Erstveröffentlichung bei Indymedia linksunten, 6. Januar 2012. Jedes Jahr attackieren militante Nazis in Russland Menschen. Jedes Jahr sterben Migrant_innen, Antifaschist_innen, vermeintliche nicht-slawische Menschen, Menschenrechtler_innen und emanzipatorische Aktivist_innen. Im Zuge der Proteste gegen die Fälschungen der föderalen und regionalen Dumawahlen werden zunehmend auch Nationalist_innen und offene National-Sozialist_innen in den Organisationsstrukturen akzeptiert. Antikaukasische Ressentiments sind weit verbreitet und dienen immer wieder zur Mobilisierung der Massen.
Der Nationalist Aleksej Navalny, maßgeblicher Initiator der anti-kaukasischen Kampagne „Kvatit kormit Kavkaz“ (Stoppt die Fütterung des Kaukasus), prominenter Redner beim „Russischen Marsch“ im letzten Jahr und bekannt geworden als Antikorruptions-Blogger, konnte zur Ikone des Protestes gegen Putin und das Günstlings-System des Kreml werden. Immer wieder sieht mensch auf den Protestveranstaltungen gegen die Wahlfälschungen die schwarz-gelb-weiße imperiale Flagge und hört die bekannten nationalistischen Slogans. Auf der anderen Seite nimmt die antifaschistische und emanzipatorische Intervention sowie die Diskussion über eine grundlegende Transformation der russischen Gesellschaft zu.
In diesen Zeiten der verstärkten Akzeptanz nationalistischer Ausgrenzung aber auch der Öffnung zu emanzipatorischen Diskursen ruft das Komitee 19. Januar zum dritten mal zu einer antifaschistischen Demonstration in Erinnerung an die Ermordung des Menschenrechtsanwalts Stanislav Markelov und die antifaschistische Journalistin Anastasija Baburova auf.
Hintergrund der Proteste ist die Ermordung des Menschenrechtsanwalts Stanislav Markelov und der Journalistin Anastasija Baburova.
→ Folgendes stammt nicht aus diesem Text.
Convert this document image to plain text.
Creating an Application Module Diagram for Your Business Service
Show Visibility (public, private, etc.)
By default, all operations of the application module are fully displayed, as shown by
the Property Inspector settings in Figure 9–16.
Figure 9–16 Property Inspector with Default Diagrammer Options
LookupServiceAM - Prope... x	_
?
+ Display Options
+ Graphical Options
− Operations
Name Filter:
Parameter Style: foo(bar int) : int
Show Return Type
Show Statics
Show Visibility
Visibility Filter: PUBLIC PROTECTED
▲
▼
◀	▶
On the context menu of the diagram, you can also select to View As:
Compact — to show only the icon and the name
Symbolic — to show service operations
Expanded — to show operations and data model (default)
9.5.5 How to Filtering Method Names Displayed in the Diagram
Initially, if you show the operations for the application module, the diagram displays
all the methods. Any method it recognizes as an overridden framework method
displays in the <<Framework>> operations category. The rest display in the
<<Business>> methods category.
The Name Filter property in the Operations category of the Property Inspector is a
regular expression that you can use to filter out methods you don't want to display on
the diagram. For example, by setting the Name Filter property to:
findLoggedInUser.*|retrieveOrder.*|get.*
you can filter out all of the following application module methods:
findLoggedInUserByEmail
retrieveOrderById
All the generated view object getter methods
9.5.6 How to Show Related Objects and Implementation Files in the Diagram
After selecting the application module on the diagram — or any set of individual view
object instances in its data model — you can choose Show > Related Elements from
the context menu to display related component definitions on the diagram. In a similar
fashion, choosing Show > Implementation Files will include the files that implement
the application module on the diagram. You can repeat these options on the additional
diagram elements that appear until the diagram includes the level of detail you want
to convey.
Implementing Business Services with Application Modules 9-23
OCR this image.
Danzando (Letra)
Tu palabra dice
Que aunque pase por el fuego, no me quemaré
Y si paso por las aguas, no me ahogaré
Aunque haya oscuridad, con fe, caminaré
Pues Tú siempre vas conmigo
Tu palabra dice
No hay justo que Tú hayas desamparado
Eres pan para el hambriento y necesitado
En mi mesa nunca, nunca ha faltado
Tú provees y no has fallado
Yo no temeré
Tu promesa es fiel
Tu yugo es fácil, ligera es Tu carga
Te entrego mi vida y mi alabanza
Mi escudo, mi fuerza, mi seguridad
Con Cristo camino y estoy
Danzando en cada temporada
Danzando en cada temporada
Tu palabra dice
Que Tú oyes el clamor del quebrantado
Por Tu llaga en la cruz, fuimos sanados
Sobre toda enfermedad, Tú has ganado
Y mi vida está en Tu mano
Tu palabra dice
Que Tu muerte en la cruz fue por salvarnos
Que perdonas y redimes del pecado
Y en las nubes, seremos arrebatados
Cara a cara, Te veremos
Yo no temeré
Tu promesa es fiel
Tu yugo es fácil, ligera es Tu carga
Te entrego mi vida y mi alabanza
Beide wurden am 19. Januar 2009 von Nikita Tichonov, einem militanten Nationalisten und Mitglied eine Nazi-Terror Zelle, in Moskau auf offener Straße erschossen. Markelov war ein engagierter Anwalt für Opfer und Angehörige staatlicher sowie fremdenfeindlicher Gewalt. Besonders bekannt war im Südkaukasus, weil er hartnäckig und erfolgreich die Rechte chechenischer Opfer vertrat. Baburova schrieb für die linksliberale Zeitung „Novaja Gazeta“ und war eine aktive Antifaschistin. Des Weiteren engagierte sie sich in anarchokommunistischen und ökologischen Initiativen.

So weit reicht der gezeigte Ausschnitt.